Oil companies plan 200 loads to be carried through Idaho’s Scenic U.S. Highway 12, a windy corridor alongside the Lochsa and Clearwater rivers, which are federally-protected. The loads – 38 to this point – are sitting in the Port of Lewiston awaiting transport. ConocoPhillips lays claim to four of the loads, which are bound for Billings. The other 34, property of ExxonMobil, are headed to Canada. Conoco says delays in shipping have cost the company $2.5 million, a number that could rise to $40 million if permits are not approved by next spring.
Companies plan to haul the loads at night to minimize travel delays and maximize safety.

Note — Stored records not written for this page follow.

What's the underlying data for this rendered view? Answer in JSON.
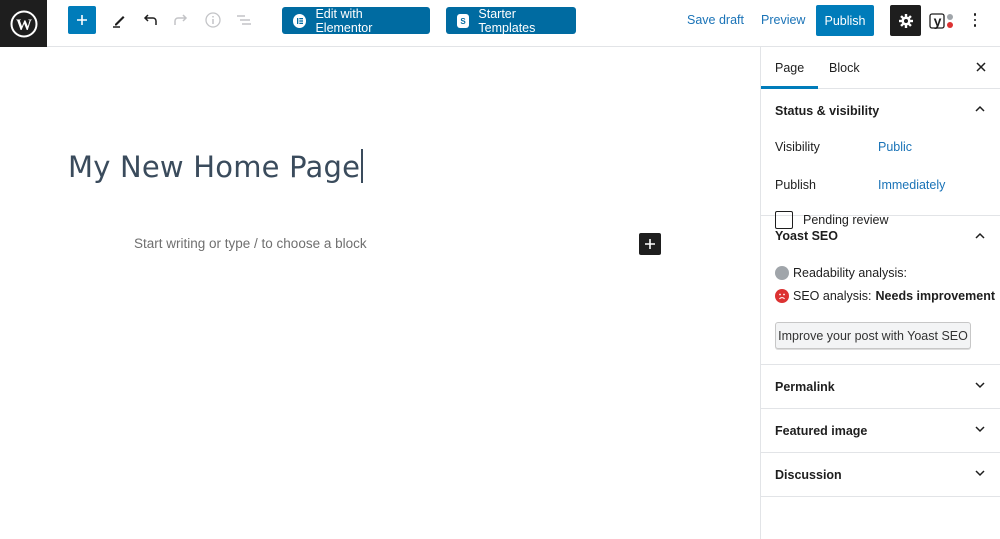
{
  "toolbar": {
    "logo_icon": "wordpress-logo-icon",
    "inserter_icon": "plus-icon",
    "tools_icon": "pencil-icon",
    "undo_icon": "undo-icon",
    "redo_icon": "redo-icon",
    "info_icon": "info-icon",
    "outline_icon": "list-view-icon",
    "elementor_label": "Edit with Elementor",
    "starter_label": "Starter Templates",
    "save_draft_label": "Save draft",
    "preview_label": "Preview",
    "publish_label": "Publish",
    "settings_icon": "gear-icon",
    "yoast_icon": "yoast-icon",
    "more_icon": "kebab-menu-icon"
  },
  "editor": {
    "title": "My New Home Page",
    "placeholder": "Start writing or type / to choose a block"
  },
  "sidebar": {
    "tabs": [
      {
        "label": "Page",
        "active": true
      },
      {
        "label": "Block",
        "active": false
      }
    ],
    "status_visibility": {
      "heading": "Status & visibility",
      "visibility_label": "Visibility",
      "visibility_value": "Public",
      "publish_label": "Publish",
      "publish_value": "Immediately",
      "pending_label": "Pending review",
      "pending_checked": false
    },
    "yoast": {
      "heading": "Yoast SEO",
      "readability_label": "Readability analysis:",
      "seo_label": "SEO analysis:",
      "seo_value": "Needs improvement",
      "improve_button": "Improve your post with Yoast SEO"
    },
    "panels": [
      {
        "label": "Permalink"
      },
      {
        "label": "Featured image"
      },
      {
        "label": "Discussion"
      }
    ]
  },
  "colors": {
    "accent": "#007cba",
    "dark": "#1e1e1e",
    "link": "#1a73b7",
    "seo_bad": "#dc3232",
    "readability_none": "#a0a5aa"
  }
}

Environmentalists contend that the loads are too large and dangerous for the scenic byway and will do unnecessary damage to Idaho’s roadways. Advocates for the West (AFW), a conservation group based in Boise, says none of the stakeholders – environmentalists and home and business owners along the river – were ever approached with details about the shipments.
AFW also isn’t happy with the content of the mega-loads because the equipment being transported is crucial to the removal of oil from oil sands. The group says methods for processing oil sands are “hugely wasteful” and will do much harm to the earth and air.
ITD issued permits for the Conoco loads, but shipments are on hold and awaiting a hearing set for Dec. 8 and 9 in Boise. The case has been in and out of court since May, though the case was thrown out of the Idaho Supreme Court because justices ruled it didn’t have jurisdiction over the issue.